Large Online Retailers Gaining Market Share from Mid and Long Tail
In challenging economic environments, larger retailers often have a competitive advantage in being able to leverage the scale of their respective operations to offer lower prices and maintain higher levels of marketing spending while small and medium-sized retailers are forced to cut back. This dynamic seems to be playing out online this season. An analysis of the top 25 online retailers shows a sales growth rate of 13 percent through November, while smaller retailers showed a year-over-year decline of 10 percent. The larger retailers accounted for 64 percent of all dollars spent during the period, up 6 percentage points from last year.
“It’s pretty clear that the larger, established retailers have an overall competitive advantage during a recession,” added Mr. Fulgoni. “Not only are they better equipped to meet the price demands of cash-strapped consumers, but they are also able to maintain their marketing investments and gain consumer mindshare. Both Amazon and Walmart come to mind as online retailers that appear to be benefitting from this dynamic during this holiday season. To be clear, I’m not saying that all smaller retailers are struggling, but, taken as whole, the smaller retailer segment is clearly underperforming this season.”

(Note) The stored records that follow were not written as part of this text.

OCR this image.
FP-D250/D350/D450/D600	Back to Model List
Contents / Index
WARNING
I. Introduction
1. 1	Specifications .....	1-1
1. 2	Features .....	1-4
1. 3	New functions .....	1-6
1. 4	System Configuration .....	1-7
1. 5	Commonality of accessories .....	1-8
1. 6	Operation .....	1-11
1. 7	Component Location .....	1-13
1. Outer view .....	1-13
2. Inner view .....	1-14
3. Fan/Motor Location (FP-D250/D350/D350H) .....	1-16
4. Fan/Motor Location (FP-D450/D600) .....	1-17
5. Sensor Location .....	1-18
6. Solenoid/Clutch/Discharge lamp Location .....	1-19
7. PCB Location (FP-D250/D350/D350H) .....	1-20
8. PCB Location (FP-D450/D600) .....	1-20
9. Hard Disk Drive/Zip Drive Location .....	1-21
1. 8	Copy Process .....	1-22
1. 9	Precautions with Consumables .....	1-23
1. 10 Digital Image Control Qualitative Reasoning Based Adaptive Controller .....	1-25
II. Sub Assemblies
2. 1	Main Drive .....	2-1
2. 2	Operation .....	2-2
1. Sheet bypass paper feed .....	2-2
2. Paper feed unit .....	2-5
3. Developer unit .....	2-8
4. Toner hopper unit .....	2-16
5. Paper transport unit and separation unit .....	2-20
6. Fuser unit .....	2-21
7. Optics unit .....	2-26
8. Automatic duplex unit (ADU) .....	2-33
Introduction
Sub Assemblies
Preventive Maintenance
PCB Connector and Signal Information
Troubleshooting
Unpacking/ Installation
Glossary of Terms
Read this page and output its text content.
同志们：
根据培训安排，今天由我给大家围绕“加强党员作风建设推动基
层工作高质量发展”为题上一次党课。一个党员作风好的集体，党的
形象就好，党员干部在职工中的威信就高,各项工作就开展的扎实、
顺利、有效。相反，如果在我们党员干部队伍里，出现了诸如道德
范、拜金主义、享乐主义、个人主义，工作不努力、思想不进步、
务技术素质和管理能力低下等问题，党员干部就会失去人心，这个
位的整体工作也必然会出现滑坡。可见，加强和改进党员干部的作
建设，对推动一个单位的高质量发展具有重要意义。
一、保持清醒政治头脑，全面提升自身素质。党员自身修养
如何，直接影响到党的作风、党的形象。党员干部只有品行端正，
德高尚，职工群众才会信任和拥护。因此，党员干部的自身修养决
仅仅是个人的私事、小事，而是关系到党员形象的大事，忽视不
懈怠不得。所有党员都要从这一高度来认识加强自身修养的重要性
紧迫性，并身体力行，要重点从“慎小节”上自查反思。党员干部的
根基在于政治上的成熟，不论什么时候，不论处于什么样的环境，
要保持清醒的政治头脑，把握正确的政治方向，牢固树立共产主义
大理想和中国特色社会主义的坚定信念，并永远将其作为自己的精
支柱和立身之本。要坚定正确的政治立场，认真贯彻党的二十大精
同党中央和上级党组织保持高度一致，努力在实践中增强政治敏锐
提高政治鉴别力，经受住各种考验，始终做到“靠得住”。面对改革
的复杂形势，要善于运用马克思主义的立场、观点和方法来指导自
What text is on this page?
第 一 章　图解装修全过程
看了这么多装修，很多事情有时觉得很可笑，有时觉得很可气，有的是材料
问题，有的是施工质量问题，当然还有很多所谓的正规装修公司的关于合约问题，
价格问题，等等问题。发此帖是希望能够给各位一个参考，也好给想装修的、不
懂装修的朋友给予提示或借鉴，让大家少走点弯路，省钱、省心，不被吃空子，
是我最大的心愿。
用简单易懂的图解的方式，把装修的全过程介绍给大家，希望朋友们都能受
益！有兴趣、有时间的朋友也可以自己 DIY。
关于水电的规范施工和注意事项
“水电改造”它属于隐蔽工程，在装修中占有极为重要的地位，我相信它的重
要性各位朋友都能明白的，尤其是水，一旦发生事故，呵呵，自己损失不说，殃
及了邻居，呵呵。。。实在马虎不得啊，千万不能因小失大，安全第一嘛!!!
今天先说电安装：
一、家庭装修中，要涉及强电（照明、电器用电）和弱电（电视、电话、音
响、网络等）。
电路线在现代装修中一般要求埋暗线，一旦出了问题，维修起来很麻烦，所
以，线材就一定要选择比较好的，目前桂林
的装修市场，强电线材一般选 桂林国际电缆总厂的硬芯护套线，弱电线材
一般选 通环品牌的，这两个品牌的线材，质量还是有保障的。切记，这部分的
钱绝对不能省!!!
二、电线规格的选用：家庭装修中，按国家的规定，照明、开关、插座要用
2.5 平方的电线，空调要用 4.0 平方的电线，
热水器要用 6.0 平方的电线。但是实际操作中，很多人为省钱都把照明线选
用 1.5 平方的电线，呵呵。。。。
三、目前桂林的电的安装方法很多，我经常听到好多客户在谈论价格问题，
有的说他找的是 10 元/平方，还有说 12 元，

Free Shipping Continues to Rise in Prominence
In recent years, free shipping has become an increasingly important consumer incentive, and its effects have become even more pronounced during the 2009 holiday season. During the week ending November 22, transactions that include free shipping accounted for 50 percent of all online sales, 11 percentage points higher than the corresponding week last year.
Importantly, the average order value for orders including free shipping has been about 15 percent higher than those without free shipping, which suggests that retailers have been successful in using minimum spending thresholds for free shipping to persuade consumers to spend more per order.